The people had been in captivity a long time and now that they had completed the work of rebuilding the temple, they were remembering God and all that he had done.
Celebrating the Feast of Booths was part of that. Not being sure what the Feast of Booths was I went looking for information on it. I found it here. Also called Sukkot.
This is Israel’s Thanksgiving feast in which they acknowledge the Fall harvest and God’s provision for them. It is happy celebration and a time of joy and rejoicing.
This feast also remembers Israel’s deliverance from Egypt and their subsequent wandering in the wilderness for forty years. During this time Israel lived in tents and worshiped at the Tabernacle which was also a tent. To remember this time the Jews build small tabernacles or booths which walls of plaited branches and thatched roofs as God instructed in Leviticus 23:42. Today to fulfill the commandment, sekhakh (booth) is still constructed. It must be made of something that grew from the ground and was cut off, such as tree branches, corn stalks, bamboo reeds, sticks, or two-by-fours and constructed so it will not blow away in the wind. The Sekhakh roof must be left loose, not tied together or tied down. Sekhakh must be placed sparsely enough that rain can get in, and preferably sparsely enough that the stars can be seen, but not so sparsely that more than ten inches is open at any point or that there is more light than shade.
For seven days they were to live in these booths as a vivid reminder of the days in the wilderness living in tents. Further when the came to the Temple they would be carrying an etrog, which was a citrus fruit, which symbolized the fruit of the Promised Land. The Jews also used a lulaw, which was made of the branches of palm trees, myrtles and willows tied together with a golden thread. During the celebration in the Temple these lulaw would be waved at certain times during the service.
This all happened over the period of a couple days.
As I read this passage I am struck by a couple different things.
One: the people worshipped God as the law was read to them. They worshiped him with their faces down to the ground (as in they bowed down).
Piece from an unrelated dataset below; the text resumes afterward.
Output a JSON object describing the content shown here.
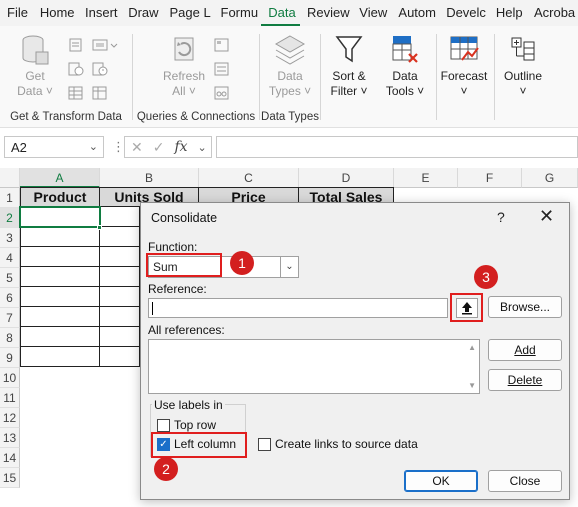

I try to imagine holding that position from morning to afternoon. But perhaps it wasn't that long as for a while they were standing to. BUT the fact is they worshipped God as the law read and explained to them.
I am guessing that it grieved their hearts though, as both Nehemiah and the priests needed to reassure the people that this was a time of rejoicing and celebration, not a time of grief. 9 And Nehemiah, who was the governor, and Ezra the priest and scribe, and the Levites who taught the people said to all the people, “This day is holy to the Lord your God; do not mourn or weep.” For all the people wept as they heard the words of the Law.
How often do we truly worship when God's word is read to us? I know for myself it's so easy to just sit back and listen. To not actually pay attention to what I am hearing. But to feel like I am actually worshiping God? Not normally. So I read these words and I stand convicted of my laziness. God and his words to us are a pivotal part of my life, and so often I act so hum-drum about it. God calls me to more, and through these words he challenges me to more.
The Second thing that grabs my attention is their eagerness to celebrate. They had this whole time of celebration. EIGHT days of it! They lived in rough built huts, and they celebrated all that God had done for them. How often do we take that much time to celebrate all that God has done in our lives? To pay him the accord that he is due??
Just makes a body think you know?
God did so much for us, and still does so much for us. And it's just so easy to sit back and accept it. I don't want to do that any more. I want to praise God for who he is and what he does and just stop being so lazy about it all. God calls me to so much more. he calls YOU to so much more. Shall we as believers go out and do so much more together???